Tre donne, tre età, tre stili

Escono con nuovi album sul mercato: suoni e stili assai divergenti destinati a target diversi n

Di Maurizio Iorio

Accomunate dall’appartenenza di genere (femminile), lontane anni luce per tutto il resto. Annie Lennox, Irene Fornaciari, Ginevra Di Marco. Decisamente agée la prima, lady di ghiaccio dalla città di metallo (Aberdeen, Scozia), giovanissima la seconda, già navigata la terza. Tutte e tre con nuovi album sul mercato, suoni e stili assai divergenti, ma ognuno con un fattore precipuo che ne potrebbe giustificare l’acquisto.

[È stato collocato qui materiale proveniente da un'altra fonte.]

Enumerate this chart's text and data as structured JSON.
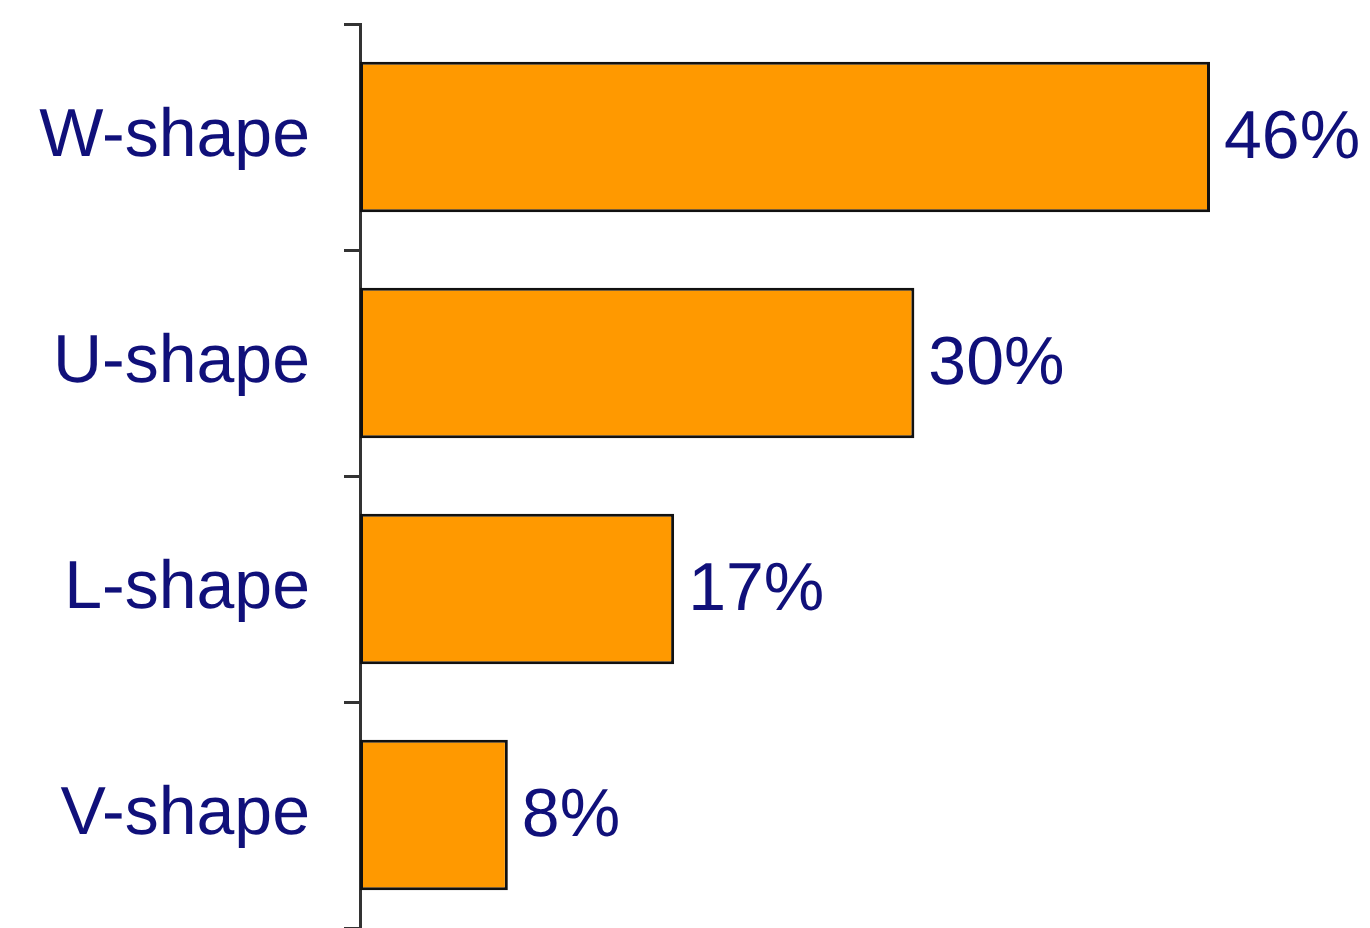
{
  "chart_data": {
    "type": "bar",
    "orientation": "horizontal",
    "categories": [
      "W-shape",
      "U-shape",
      "L-shape",
      "V-shape"
    ],
    "values": [
      46,
      30,
      17,
      8
    ],
    "value_labels": [
      "46%",
      "30%",
      "17%",
      "8%"
    ],
    "color": "#ff9900",
    "tick_labels": "y"
  }
}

Annie Lennox, dunque, sugli scaffali con una selezione del suo meglio, “The Annie Lennox Collection”, scontato già dal titolo. Un riciclo, differenziato se volete, di classe, non c’è bisogno di dirlo, ma è sempre una minestra riscaldata. Look androgino, sguardo da replicante, raffinata ed elegante, altezzosamente nobile, l’ex-lady in black degli Eurythmics ripropone se stessa in versione post-band, perfetta nelle forme, meno nelle emozioni. Tanto che il tutto, seppur disegnato con estrema cura, risulta un po’ stucchevole, come il tè delle cinque dalle zie inglesi. Come tutti i grandi, che il meglio l’hanno già tirato fuori da tempo, Annie Lennox autocelebra il suo mito, che andrebbe un po’ sverniciato. Ma, nonostante il repertorio non sia all’altezza della sua voce, è proprio quest’ultima a far salire la pagella del “suo meglio”. “Con quella voce può cantare ciò che vuole” si potrebbe dire, parafrasando una vecchia pubblicità.

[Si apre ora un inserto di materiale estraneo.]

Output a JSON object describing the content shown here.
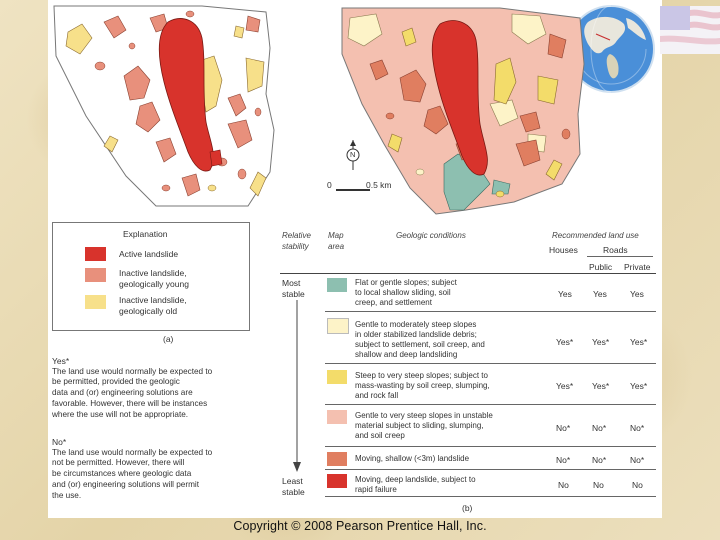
{
  "colors": {
    "active": "#d8332c",
    "inactive_young": "#e8907c",
    "inactive_old": "#f7e08a",
    "flat": "#8dbfb0",
    "gentle_moderate": "#fdf3c8",
    "steep": "#f3dc6a",
    "unstable": "#f4c0b0",
    "shallow": "#e07e60",
    "deep": "#d8332c"
  },
  "map_a": {
    "part_label": "(a)"
  },
  "map_b": {
    "part_label": "(b)",
    "north": "N",
    "scale_start": "0",
    "scale_end": "0.5 km"
  },
  "explanation": {
    "title": "Explanation",
    "items": [
      {
        "label_l1": "Active landslide",
        "label_l2": "",
        "color": "#d8332c"
      },
      {
        "label_l1": "Inactive landslide,",
        "label_l2": "geologically young",
        "color": "#e8907c"
      },
      {
        "label_l1": "Inactive landslide,",
        "label_l2": "geologically old",
        "color": "#f7e08a"
      }
    ]
  },
  "notes": {
    "yes_title": "Yes*",
    "yes_lines": [
      "The land use would normally be expected to",
      "be permitted, provided the geologic",
      "data and (or) engineering solutions are",
      "favorable. However, there will be instances",
      "where the use will not be appropriate."
    ],
    "no_title": "No*",
    "no_lines": [
      "The land use would normally be expected to",
      "not be permitted. However, there will",
      "be circumstances where geologic data",
      "and (or) engineering solutions will permit",
      "the use."
    ]
  },
  "table": {
    "h_relative": "Relative",
    "h_stability": "stability",
    "h_map": "Map",
    "h_area": "area",
    "h_geologic": "Geologic conditions",
    "h_recommended": "Recommended land use",
    "h_houses": "Houses",
    "h_roads": "Roads",
    "h_public": "Public",
    "h_private": "Private",
    "most": "Most",
    "most2": "stable",
    "least": "Least",
    "least2": "stable",
    "rows": [
      {
        "color": "#8dbfb0",
        "lines": [
          "Flat or gentle slopes; subject",
          "to local shallow sliding, soil",
          "creep, and settlement"
        ],
        "houses": "Yes",
        "public": "Yes",
        "private": "Yes"
      },
      {
        "color": "#fdf3c8",
        "lines": [
          "Gentle to moderately steep slopes",
          "in older stabilized landslide debris;",
          "subject to settlement, soil creep, and",
          "shallow and deep landsliding"
        ],
        "houses": "Yes*",
        "public": "Yes*",
        "private": "Yes*"
      },
      {
        "color": "#f3dc6a",
        "lines": [
          "Steep to very steep slopes; subject to",
          "mass-wasting by soil creep, slumping,",
          "and rock fall"
        ],
        "houses": "Yes*",
        "public": "Yes*",
        "private": "Yes*"
      },
      {
        "color": "#f4c0b0",
        "lines": [
          "Gentle to very steep slopes in unstable",
          "material subject to sliding, slumping,",
          "and soil creep"
        ],
        "houses": "No*",
        "public": "No*",
        "private": "No*"
      },
      {
        "color": "#e07e60",
        "lines": [
          "Moving, shallow (<3m) landslide"
        ],
        "houses": "No*",
        "public": "No*",
        "private": "No*"
      },
      {
        "color": "#d8332c",
        "lines": [
          "Moving, deep landslide, subject to",
          "rapid failure"
        ],
        "houses": "No",
        "public": "No",
        "private": "No"
      }
    ]
  },
  "copyright": "Copyright © 2008 Pearson Prentice Hall, Inc."
}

Irene Fornaciari, figlia d’arte, ha avuto il buon gusto di non rinnegare l’ascendenza e di non cercare percorsi arditi e sconosciuti, dall’arrivo incerto. Meglio la musica di papà, si gioca sul sicuro. Non a caso il titolo del suo secondo album, “Vintage baby”, rende l’idea della ricerca di suoni del passato, di una linea al femminile che parte da Janis Joplin ed arriva a Joss Stone. Passando per Zucchero. Anche se sa di deja vù, la giovane Fornaciari ci mette del suo, componendo la maggior parte dell’album e impreziosendo i testi con una poetica al femminile che rende giustizia alla scrittura spesso sgangherata del padre. Insomma, a parte qualche defaillance, tipo la cover di “The devil is loose” (ricordate Asha Putli, Sanremo 1978?) , “Vintage baby” si allontana parecchio dai prodotti usa e getta del momento, e fa sperare che la musica torni a graffiare, se non il cervello, almeno le orecchie.

Ginevra Di Marco, ex-vocalist dei C.S.I. di Giovanni Lindo Ferretti, è al suo quinto lavoro da solista. E migliora costantemente l’approccio alla musica altra, quella che segue i percorsi fuori dalle mappe geografiche, percorrendo le strade secondarie del mondo. Quelle che sulle mappe stradali d’America vengono disegnate di blu, le famose “Strade blu” di William Least-Heat Moon. Bretagna, Albania, Macedonia, Cuba, Maremma, Cilento, canti popolati dimenticati e recuperati da vecchi cassetti, riarrangiati con straordinaria eleganza e declamati con una voce potente, delicata, e soprattutto rispettosa. Con, in più, un Luigi Tenco d’antan e una commovente cover di “Terra mia” di Pino Daniele. Antiquariato moderno, da rispettare e recuperare, perché non si può costruire il futuro senza conoscere il passato.